Géographier ailleurs ! 

Géographies, alibi d’ailleurs ? (5) – D’un regard l’autre, Anne-Laure Amilhat Szary prend aujourd’hui le relais de Jean-Louis Tissier pour boucler le monde des géographies débuté lundi dernier. Grand merci à elle et bonne fin de Banquet ! 

Mais d’ailleurs, qu’en pensent les géographes ?

Depuis Hérodote, ou al-Idrisi, l’imaginaire de la géographie puise son énergie aux voyages. Le géographe, on l’imagine son sac sur le dos, parti à la découverte de l’ailleurs. On a tendance à oublier qu’au dix-neuvième siècle, pour établir leurs mesures, Alexandre de Humboldt et Aimé Bonpland transportaient avec eux des malles entières d’instruments scientifiques, propres à leur permettre les découvertes qui ont fait leur postérité. 
La figure de l’explorateur, en quête de savoirs lui permettant de cartographier la terre, est désormais fortement remise en question du point de vue de la relation unilatérale qu’une science « extractiviste » a longtemps pratiquée sans recul (1). Comment continuer à aller ailleurs, parler de ce que l’on y trouve, sans se poser la question du recueil de cette parole autre, du statut des visions du monde autochtones ? 
D’ailleurs, qu’est-ce que la géographie fait des ailleurs ? D’ailleurs, est une locution adverbiale quelque peu ambiguë, comme si l’information qu’elle contient constituait un ajout plus ou moins superflu… alors qu’au contraire, l’analyse linguistique prouve que ce petit mot vient souvent apporter des preuves de la locution qu’il précède, insister, bref, ouvrir sur quelque chose d’important (2). Bref, ce que les géographes contemporains font de l’ailleurs, des ailleurs, ne serait-ce d’ailleurs pas la marque d’une profonde évolution de faire science avec le monde ?

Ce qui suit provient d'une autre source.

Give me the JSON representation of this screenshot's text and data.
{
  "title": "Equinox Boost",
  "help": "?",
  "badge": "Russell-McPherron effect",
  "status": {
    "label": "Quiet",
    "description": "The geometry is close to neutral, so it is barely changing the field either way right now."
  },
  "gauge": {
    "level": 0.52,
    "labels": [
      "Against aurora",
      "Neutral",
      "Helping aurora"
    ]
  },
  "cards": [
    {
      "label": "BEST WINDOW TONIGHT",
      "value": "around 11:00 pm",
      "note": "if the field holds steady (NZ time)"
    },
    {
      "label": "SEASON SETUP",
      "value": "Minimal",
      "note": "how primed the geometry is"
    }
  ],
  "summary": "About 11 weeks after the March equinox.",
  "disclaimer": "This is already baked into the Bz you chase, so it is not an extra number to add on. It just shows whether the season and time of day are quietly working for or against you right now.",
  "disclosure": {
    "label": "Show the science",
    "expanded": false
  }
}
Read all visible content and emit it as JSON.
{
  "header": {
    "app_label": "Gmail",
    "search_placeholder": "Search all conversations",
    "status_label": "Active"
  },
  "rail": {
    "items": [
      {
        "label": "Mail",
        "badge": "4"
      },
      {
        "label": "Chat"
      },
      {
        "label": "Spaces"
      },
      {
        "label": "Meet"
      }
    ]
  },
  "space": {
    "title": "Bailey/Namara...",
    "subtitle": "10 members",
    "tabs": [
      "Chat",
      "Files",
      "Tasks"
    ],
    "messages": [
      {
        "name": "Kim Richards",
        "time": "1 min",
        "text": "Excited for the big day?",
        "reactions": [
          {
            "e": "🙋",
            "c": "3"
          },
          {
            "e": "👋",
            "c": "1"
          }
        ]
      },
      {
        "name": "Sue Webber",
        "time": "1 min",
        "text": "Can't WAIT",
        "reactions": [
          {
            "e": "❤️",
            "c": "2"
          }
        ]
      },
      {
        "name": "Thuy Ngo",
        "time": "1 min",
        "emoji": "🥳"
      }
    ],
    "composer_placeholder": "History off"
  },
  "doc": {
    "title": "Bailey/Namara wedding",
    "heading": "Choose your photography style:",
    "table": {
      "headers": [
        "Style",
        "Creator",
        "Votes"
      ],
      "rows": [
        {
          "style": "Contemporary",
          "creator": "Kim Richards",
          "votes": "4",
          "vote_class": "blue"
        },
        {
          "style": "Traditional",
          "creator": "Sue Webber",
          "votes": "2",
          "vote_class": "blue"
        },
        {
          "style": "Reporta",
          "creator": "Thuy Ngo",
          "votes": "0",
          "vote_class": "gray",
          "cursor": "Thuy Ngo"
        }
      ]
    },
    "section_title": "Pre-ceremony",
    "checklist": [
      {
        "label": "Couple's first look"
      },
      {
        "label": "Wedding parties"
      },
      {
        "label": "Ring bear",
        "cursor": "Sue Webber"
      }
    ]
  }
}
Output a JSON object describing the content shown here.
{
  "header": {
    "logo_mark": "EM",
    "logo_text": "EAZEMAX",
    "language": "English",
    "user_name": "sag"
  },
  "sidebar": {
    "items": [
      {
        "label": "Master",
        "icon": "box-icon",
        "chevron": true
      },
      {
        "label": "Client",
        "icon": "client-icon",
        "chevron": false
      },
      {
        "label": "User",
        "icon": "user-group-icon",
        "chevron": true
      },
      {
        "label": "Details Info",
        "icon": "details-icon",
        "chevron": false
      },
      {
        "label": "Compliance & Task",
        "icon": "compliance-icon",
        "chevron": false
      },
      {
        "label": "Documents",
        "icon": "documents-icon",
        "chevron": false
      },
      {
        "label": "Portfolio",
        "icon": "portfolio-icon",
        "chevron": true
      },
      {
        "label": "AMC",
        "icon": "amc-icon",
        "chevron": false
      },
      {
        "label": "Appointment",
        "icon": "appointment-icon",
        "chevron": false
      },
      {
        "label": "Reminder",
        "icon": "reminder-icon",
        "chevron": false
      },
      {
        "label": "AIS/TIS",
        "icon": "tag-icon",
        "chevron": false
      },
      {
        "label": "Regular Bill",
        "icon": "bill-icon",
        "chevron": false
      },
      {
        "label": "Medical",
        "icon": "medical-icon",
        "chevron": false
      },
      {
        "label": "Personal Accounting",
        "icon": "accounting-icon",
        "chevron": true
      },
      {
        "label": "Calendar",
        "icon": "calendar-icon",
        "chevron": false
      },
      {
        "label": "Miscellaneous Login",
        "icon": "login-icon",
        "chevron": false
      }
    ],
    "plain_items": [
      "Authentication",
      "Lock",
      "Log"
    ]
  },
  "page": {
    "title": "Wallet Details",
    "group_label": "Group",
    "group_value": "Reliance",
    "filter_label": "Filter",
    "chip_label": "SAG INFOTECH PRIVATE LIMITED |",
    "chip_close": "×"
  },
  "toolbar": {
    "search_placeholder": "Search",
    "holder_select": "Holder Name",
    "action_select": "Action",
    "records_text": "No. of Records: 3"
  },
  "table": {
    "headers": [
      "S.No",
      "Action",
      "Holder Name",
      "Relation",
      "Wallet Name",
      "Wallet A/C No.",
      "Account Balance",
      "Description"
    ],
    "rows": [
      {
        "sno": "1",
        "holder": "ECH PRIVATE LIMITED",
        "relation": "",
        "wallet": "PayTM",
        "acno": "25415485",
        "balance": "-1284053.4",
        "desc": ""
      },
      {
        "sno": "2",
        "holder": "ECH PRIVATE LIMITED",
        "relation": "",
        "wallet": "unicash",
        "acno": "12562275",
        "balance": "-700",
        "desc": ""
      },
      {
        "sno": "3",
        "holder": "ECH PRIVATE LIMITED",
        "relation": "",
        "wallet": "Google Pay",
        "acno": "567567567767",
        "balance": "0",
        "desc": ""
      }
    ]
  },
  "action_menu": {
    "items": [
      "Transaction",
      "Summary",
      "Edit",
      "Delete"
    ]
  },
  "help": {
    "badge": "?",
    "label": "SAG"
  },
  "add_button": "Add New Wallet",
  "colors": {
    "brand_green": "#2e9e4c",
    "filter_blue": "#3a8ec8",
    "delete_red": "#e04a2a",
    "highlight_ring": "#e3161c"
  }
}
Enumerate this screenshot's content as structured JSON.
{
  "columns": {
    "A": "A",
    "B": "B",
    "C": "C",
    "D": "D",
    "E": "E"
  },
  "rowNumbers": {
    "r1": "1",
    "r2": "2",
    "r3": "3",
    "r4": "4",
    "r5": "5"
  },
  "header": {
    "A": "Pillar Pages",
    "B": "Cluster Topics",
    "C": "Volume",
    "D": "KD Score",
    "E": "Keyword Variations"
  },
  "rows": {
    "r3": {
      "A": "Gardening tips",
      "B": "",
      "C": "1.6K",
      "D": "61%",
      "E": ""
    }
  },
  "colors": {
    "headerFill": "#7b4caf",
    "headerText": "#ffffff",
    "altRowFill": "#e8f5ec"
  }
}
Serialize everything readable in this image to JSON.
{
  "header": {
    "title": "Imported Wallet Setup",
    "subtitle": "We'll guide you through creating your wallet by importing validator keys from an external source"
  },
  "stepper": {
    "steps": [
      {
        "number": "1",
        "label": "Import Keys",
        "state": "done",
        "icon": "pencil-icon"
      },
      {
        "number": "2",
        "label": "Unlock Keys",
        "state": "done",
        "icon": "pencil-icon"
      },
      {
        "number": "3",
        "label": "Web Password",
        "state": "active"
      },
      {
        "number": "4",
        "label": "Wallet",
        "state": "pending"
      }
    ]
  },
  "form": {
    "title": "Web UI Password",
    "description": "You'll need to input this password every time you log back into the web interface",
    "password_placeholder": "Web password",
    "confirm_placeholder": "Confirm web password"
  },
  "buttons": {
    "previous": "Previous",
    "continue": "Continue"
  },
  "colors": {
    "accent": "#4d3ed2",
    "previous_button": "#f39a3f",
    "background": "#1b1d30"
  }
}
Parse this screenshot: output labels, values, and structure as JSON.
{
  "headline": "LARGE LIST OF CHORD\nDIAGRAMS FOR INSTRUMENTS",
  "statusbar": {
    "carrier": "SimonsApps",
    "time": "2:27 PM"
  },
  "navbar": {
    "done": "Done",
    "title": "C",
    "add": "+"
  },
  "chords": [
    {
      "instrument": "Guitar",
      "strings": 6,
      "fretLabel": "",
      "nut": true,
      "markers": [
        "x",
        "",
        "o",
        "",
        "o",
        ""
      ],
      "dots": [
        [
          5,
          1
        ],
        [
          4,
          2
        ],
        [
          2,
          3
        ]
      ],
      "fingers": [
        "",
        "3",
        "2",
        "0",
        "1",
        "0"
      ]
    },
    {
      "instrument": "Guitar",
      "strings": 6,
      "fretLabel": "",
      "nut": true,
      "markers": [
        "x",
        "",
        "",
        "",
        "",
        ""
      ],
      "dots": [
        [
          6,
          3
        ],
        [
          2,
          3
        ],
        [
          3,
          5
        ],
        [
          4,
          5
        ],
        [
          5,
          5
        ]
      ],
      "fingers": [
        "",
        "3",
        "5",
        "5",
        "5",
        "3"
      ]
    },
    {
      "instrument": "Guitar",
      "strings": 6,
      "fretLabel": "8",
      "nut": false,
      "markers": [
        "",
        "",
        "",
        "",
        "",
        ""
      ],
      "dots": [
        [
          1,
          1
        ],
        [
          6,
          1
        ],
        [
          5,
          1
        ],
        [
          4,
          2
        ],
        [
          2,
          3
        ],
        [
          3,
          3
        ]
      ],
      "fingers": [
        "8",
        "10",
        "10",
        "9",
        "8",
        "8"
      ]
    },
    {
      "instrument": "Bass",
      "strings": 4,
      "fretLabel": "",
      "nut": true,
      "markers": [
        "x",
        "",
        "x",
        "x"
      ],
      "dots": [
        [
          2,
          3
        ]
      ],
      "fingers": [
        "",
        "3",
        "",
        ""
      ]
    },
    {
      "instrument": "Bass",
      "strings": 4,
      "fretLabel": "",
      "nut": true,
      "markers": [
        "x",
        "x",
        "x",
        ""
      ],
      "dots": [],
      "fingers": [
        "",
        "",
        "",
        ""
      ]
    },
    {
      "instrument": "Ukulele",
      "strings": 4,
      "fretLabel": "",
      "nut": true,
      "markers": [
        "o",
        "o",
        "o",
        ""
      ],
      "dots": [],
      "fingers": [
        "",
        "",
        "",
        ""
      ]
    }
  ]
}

Aller voir, là-bas si j’y suis 

Nombreux sont les géographes dont les vocations sont nées à rêver sur des atlas, à parcourir le monde d’un doigt prometteur d’horizons lointains. Attirés par l’inconnu que la puissance d’un toponyme évocateur peut convoquer, ils sont nombreux à être partis travailler à décrire, comprendre, classer, toute la matière vive que l’ailleurs pouvait leur offrir. Cet ailleurs devenait alors leur terrain, ce morceau d’eux-mêmes qu’ils connaissaient mieux que tout autre et qui donnait sens à tous les autres espaces de la terre.
Faire du terrain, c’était y aller et y exister. Sans penser combien construire l’autre comme objet d’études pouvait le réduire à la passivité. C’était l’Orient d’avant L’Orientalisme d’Edward Saïd – livre décisif qu’évoquait dès lundi 4 août, en ce Banquet du livre 2024, Pierre Singaravélou – et avec lui tous les bouts du monde qui n’étaient pas l’ici. Avant que tous les biais culturels ne soient explicités, que tous les rapports de pouvoir inclus dans cette relation d’appropriation scientifique ne soient mis à nus. 
La malice de l’artiste Joaquín Torres-García proposait, dans son dessin de 1943 intitulé América Invertida, l’Amérique inversée (photo en haut de page), de renverser les perspectives : il affirmait que, du point de vue de l’Amérique Latine, « notre nord c’est le Sud » (nuestro norte es el Sur). Mais inventer de nouveaux centres n’y suffirait pas : la quête effrénée d’objectivité pour rendre compte de la périphérie depuis le centre avait été débusquée comme une aporie.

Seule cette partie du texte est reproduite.